De Europese coöperatieve vennootschap (SCE)
Verordening (EG) nr. 1435/2003 betreffende het statuut van de Europese coöperatieve vennootschap (SCE) heeft feitelijk voorzien in één enkel wettelijk statuut voor dit soort vennootschappen. Hierdoor kan door personen die in verschillende lidstaten woonachtig zijn of door juridische lichamen die onder het recht van verschillende lidstaten ressorteren een coöperatie worden opgericht. Met een minimumkapitaal van 30 000 EUR kunnen dergelijke nieuwe SCE's in de hele interne markt met één rechtspersoonlijkheid, stelsel van regels en structuur opereren. Ze kunnen hun grensoverschrijdende activiteiten uitbreiden en herstructureren zonder een netwerk van dochterondernemingen te hoeven opzetten, hetgeen zowel tijd als geld bespaart. Bovendien kunnen coöperaties in een aantal verschillende lidstaten nu fuseren tot een ECV. En ten slotte kan een nationale coöperatie met activiteiten in een andere lidstaat dan de lidstaat waar zich de zetel bevindt, worden omgezet in een Europese coöperatie zonder voorafgaande ontbinding van de coöperatie. Richtlijn 2003/72/EG van 22 juli 2003 vult dit statuut aan met betrekking tot de rol van de werknemers in de ECV om ervoor te zorgen dat de oprichting van een ECV niet gepaard gaat met intrekking of inperking van bestaande praktijken aangaande de rol van de werknemers in de vennootschappen die aan de oprichting van de ECV deelnemen. 4.
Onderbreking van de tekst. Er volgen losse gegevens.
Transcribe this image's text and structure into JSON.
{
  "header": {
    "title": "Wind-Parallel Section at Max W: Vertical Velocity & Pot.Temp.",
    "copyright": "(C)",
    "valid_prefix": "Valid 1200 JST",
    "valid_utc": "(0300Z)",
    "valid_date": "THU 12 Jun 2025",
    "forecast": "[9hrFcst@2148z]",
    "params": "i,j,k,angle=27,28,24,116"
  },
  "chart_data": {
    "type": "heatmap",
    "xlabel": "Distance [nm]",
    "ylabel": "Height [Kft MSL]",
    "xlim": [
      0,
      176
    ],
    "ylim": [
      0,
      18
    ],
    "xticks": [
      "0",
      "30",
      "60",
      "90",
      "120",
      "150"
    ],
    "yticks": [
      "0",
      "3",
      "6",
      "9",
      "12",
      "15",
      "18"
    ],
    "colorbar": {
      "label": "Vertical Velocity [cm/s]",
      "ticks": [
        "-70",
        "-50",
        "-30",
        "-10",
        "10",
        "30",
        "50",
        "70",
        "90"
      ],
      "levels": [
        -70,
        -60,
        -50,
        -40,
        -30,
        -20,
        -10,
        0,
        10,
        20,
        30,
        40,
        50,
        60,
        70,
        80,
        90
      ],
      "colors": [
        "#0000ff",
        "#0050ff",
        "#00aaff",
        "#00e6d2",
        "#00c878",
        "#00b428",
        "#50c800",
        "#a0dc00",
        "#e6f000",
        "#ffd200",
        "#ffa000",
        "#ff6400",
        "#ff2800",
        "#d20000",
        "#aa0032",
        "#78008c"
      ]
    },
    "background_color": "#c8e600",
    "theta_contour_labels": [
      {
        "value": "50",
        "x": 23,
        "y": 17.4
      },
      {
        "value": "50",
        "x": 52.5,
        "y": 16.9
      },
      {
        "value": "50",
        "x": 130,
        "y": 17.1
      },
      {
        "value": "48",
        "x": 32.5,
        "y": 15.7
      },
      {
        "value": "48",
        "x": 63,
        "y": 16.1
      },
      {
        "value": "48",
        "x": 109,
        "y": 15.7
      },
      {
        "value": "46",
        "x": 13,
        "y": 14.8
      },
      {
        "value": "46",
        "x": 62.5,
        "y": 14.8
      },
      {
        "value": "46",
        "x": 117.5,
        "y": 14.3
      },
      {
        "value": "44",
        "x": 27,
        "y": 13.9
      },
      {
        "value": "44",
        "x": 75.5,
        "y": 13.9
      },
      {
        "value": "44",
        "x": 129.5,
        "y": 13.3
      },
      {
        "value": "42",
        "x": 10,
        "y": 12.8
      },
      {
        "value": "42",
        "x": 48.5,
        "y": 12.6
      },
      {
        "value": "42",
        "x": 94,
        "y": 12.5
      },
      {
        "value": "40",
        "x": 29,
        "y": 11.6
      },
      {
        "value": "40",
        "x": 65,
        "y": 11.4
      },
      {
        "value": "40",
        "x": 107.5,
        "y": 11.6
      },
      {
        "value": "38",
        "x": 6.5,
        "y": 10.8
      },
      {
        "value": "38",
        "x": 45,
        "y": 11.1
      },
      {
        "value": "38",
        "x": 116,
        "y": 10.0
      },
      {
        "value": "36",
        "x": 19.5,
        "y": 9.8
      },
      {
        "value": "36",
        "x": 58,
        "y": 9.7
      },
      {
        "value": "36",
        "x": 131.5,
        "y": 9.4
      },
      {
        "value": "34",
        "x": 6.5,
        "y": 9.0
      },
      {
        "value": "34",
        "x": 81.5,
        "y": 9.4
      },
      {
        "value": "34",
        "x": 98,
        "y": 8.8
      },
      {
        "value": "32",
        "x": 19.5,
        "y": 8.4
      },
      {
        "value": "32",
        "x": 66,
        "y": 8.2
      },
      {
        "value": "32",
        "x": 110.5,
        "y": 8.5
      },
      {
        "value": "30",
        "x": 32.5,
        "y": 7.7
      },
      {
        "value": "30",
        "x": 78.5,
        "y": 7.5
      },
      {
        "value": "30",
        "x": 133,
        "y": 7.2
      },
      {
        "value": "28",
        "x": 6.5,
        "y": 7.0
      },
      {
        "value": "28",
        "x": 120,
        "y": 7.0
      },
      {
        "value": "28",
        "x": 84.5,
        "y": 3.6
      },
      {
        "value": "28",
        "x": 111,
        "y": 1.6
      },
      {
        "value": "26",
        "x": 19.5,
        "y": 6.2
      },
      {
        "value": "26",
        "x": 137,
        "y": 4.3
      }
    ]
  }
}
Europees economisch samenwerkingsverband (EEIG)
Het EESV, dat een eigen rechtsbevoegdheid heeft, wordt beheerst door Verordening (EEG) nr. 2137/85 en biedt vennootschappen in één lidstaat de mogelijkheid met vennootschappen of natuurlijke personen uit andere lidstaten samen te werken met een bepaald doel voor ogen (bijvoorbeeld om de economische werkzaamheid van zijn leden te vergemakkelijken of te ontwikkelen, maar niet om zelf winst te maken), waarbij de winst onder de leden wordt verdeeld. De werkzaamheid van een EESV kan ten opzichte van de werkzaamheid van zijn leden slechts een ondersteunend karakter hebben. Een EESV mag zijn effecten niet op de openbare markt aanbieden. 5.
De besloten eenpersoonsvennootschap met beperkte aansprakelijkheid (SUP)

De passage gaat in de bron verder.